Do we need another software development methodology?

The answer is YES, we do need one. Let me start by asking the mother of all question in software development, and that is why do software projects fail? Most large-scale software projects fail, and this phenomenon is not restricted to large scale projects only. Failures range from the worst-case scenario of projects that are not completed, to projects that are over budget or that fall short of expected goals and objectives. The larger the project, the more likely it is to go belly up, and this often leads to a costly washout for an organization. Even though each less-than-successful project has its own unique causes, I have pinpointed five of the primary factors that underlie most problems:

  1. Poor communication
  2. Incomplete requirements and specifications
  3. Scope issues
  4. Inadequate testing
  5. Integration

Problem One: Poor communication
One of the main reason projects fail is unclear, inadequate or inconsistent communication between stakeholders. Standard development methods do not include methodologies that support the ongoing and meaningful sharing of information between all project participants. Business users, technical management, outsourced services providers, and individual programmers are often isolated from each other.
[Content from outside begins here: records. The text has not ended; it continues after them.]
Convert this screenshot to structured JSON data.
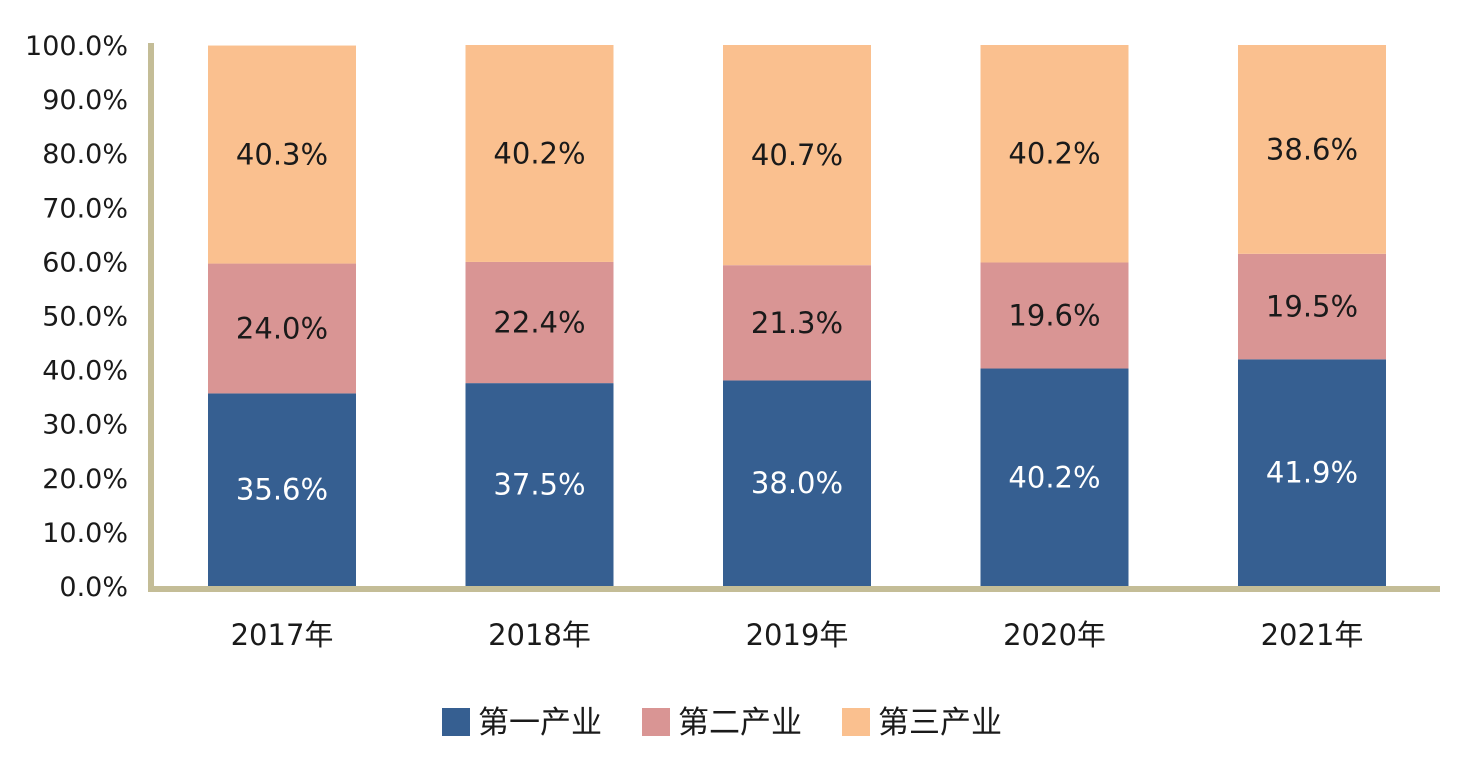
{
  "chart_data": {
    "type": "bar",
    "stacked": true,
    "categories": [
      "2017年",
      "2018年",
      "2019年",
      "2020年",
      "2021年"
    ],
    "series": [
      {
        "name": "第一产业",
        "color": "#365f91",
        "values": [
          35.6,
          37.5,
          38.0,
          40.2,
          41.9
        ],
        "labels": [
          "35.6%",
          "37.5%",
          "38.0%",
          "40.2%",
          "41.9%"
        ]
      },
      {
        "name": "第二产业",
        "color": "#d99594",
        "values": [
          24.0,
          22.4,
          21.3,
          19.6,
          19.5
        ],
        "labels": [
          "24.0%",
          "22.4%",
          "21.3%",
          "19.6%",
          "19.5%"
        ]
      },
      {
        "name": "第三产业",
        "color": "#fac08f",
        "values": [
          40.3,
          40.2,
          40.7,
          40.2,
          38.6
        ],
        "labels": [
          "40.3%",
          "40.2%",
          "40.7%",
          "40.2%",
          "38.6%"
        ]
      }
    ],
    "y_ticks": [
      "0.0%",
      "10.0%",
      "20.0%",
      "30.0%",
      "40.0%",
      "50.0%",
      "60.0%",
      "70.0%",
      "80.0%",
      "90.0%",
      "100.0%"
    ],
    "ylim": [
      0,
      100
    ],
    "axis_color": "#c4bd97",
    "grid": false,
    "legend_position": "bottom"
  }
}
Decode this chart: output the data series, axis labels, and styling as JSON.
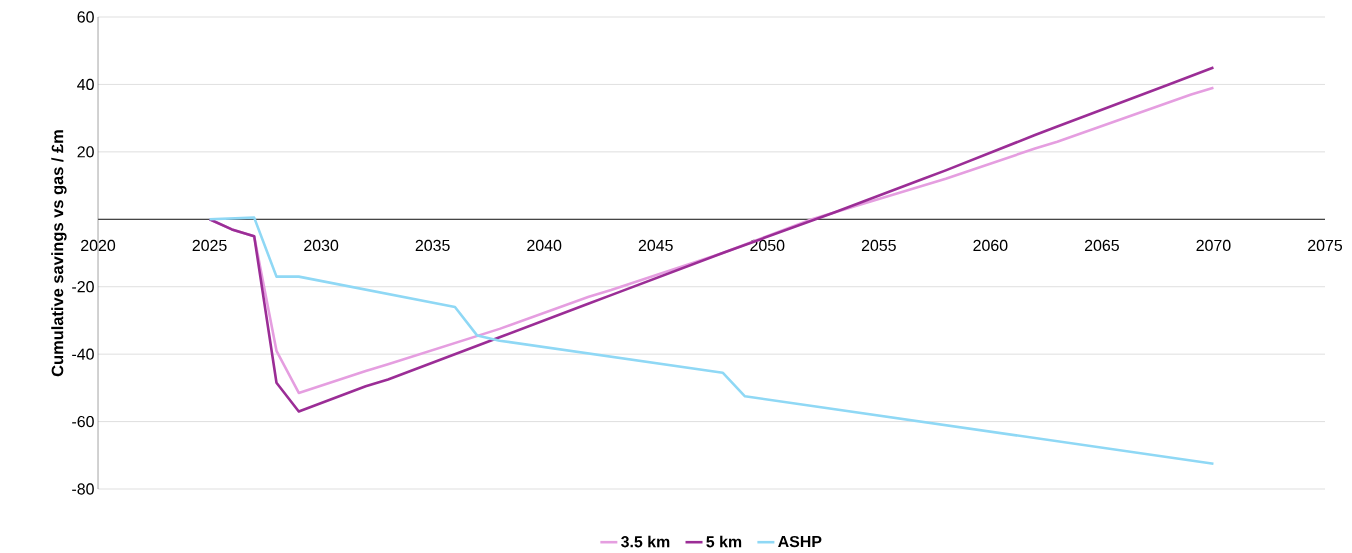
{
  "chart_data": {
    "type": "line",
    "ylabel": "Cumulative savings vs gas / £m",
    "series": [
      {
        "name": "3.5 km",
        "color": "#e59ee0",
        "x": [
          2025,
          2026,
          2027,
          2028,
          2029,
          2032,
          2033,
          2038,
          2042,
          2043,
          2048,
          2052,
          2057,
          2058,
          2062,
          2063,
          2069,
          2070
        ],
        "values": [
          0,
          -3,
          -5,
          -39,
          -51.5,
          -45,
          -43,
          -32.5,
          -23,
          -21,
          -10,
          0,
          10,
          12,
          21,
          23,
          37,
          39
        ]
      },
      {
        "name": "5 km",
        "color": "#9b2d96",
        "x": [
          2025,
          2026,
          2027,
          2028,
          2029,
          2032,
          2033,
          2037,
          2038,
          2042,
          2043,
          2048,
          2053,
          2057,
          2058,
          2062,
          2063,
          2068,
          2069,
          2070
        ],
        "values": [
          0,
          -3,
          -5,
          -48.5,
          -57,
          -49.5,
          -47.5,
          -37.5,
          -35,
          -25,
          -22.5,
          -10,
          2,
          12,
          14.5,
          25,
          27.5,
          40,
          42.5,
          45
        ]
      },
      {
        "name": "ASHP",
        "color": "#8fd8f5",
        "x": [
          2025,
          2027,
          2028,
          2029,
          2036,
          2037,
          2038,
          2048,
          2049,
          2070
        ],
        "values": [
          0,
          0.5,
          -17,
          -17,
          -26,
          -34.5,
          -36,
          -45.5,
          -52.5,
          -72.5
        ]
      }
    ],
    "xlim": [
      2020,
      2075
    ],
    "xticks": [
      2020,
      2025,
      2030,
      2035,
      2040,
      2045,
      2050,
      2055,
      2060,
      2065,
      2070,
      2075
    ],
    "ylim": [
      -80,
      60
    ],
    "yticks": [
      -80,
      -60,
      -40,
      -20,
      {
        "value": 0,
        "label": null
      },
      20,
      40,
      60
    ],
    "grid": "y",
    "legend": "bottom",
    "marker": "none",
    "line_style": "solid"
  }
}
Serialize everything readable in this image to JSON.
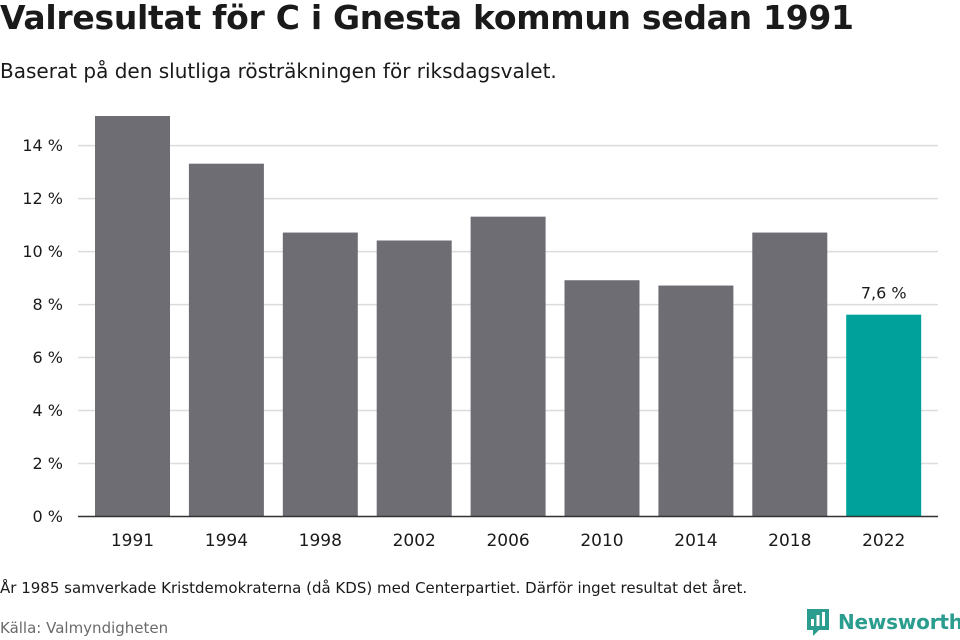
{
  "title": "Valresultat för C i Gnesta kommun sedan 1991",
  "subtitle": "Baserat på den slutliga rösträkningen för riksdagsvalet.",
  "note": "År 1985 samverkade Kristdemokraterna (då KDS) med Centerpartiet. Därför inget resultat det året.",
  "source": "Källa: Valmyndigheten",
  "brand": {
    "name": "Newsworthy",
    "icon": "newsworthy-logo-icon",
    "color": "#2a9d8f"
  },
  "colors": {
    "bar": "#6e6d73",
    "highlight": "#00a19a",
    "grid": "#dcdcdc",
    "axis": "#333333",
    "text": "#1a1a1a"
  },
  "chart_data": {
    "type": "bar",
    "categories": [
      "1991",
      "1994",
      "1998",
      "2002",
      "2006",
      "2010",
      "2014",
      "2018",
      "2022"
    ],
    "values": [
      15.1,
      13.3,
      10.7,
      10.4,
      11.3,
      8.9,
      8.7,
      10.7,
      7.6
    ],
    "yticks": [
      "0 %",
      "2 %",
      "4 %",
      "6 %",
      "8 %",
      "10 %",
      "12 %",
      "14 %"
    ],
    "ylim": [
      0,
      15.1
    ],
    "grid": true,
    "highlight_index": 8,
    "data_labels": [
      {
        "index": 8,
        "text": "7,6 %"
      }
    ]
  }
}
Problem Two: Incomplete requirements and specifications
Traditional waterfall development begins with the creation of a comprehensive requirements document. This often massive guideline is designed to provide the blueprint for the entire project. The problem is that, in every project that lasts more than a couple of weeks, specifications will unavoidably change over time. Business requirements change. New aspects of the project come to light. What seemed workable on paper proves untenable in implementation. Despite the almost universal need for changes in requirements and specifications over the course of a project, traditional methodologies do a very poor job in systematically integrating such changes.

Problem Three: Scope issues
One of the most common areas of contention in software projects is “scope creep,” which causes discrepancies in both cost and delivery time. This is not surprising—you would need a crystal ball to anticipate the changes that may be needed in the life of a large-scale software development project whose entire scope can range in months or years. It has been stated that when estimating large projects, you can either be lucky or wrong. Unfortunately, most estimates aren’t very lucky.

Problem Four: Inadequate testing
Traditional development methods save testing to the final phase of a project. This is very problematic because issues with core architecture may not be exposed until a project is almost completed. At that time, correcting such fundamental problems can be very costly or may even require an almost total revamping of the code base. Another factor that adds to testing issues in traditional development is that testing is often under funded and constrained by time. By the end of the project there is usually tremendous time pressure to deliver the completed software, so the first roll-out of the new software is often an unofficial beta test.

Problem Five: Integration
Large projects using traditional development methodologies often fall apart during the integration process. It is often the case that different teams of programmers, who may be geographically dispersed, work in relative isolation on individual parts of the project for long stretches of time. As they finish their work, they typically turn over the code to the project manager who then assigns it to a new team that attempts to integrate the disparate components and make them all work together. Since there had been no consistent communication between the teams during the development process, there are often significant problems at this stage as different interpretations of the requirements or their implementation becomes apparent.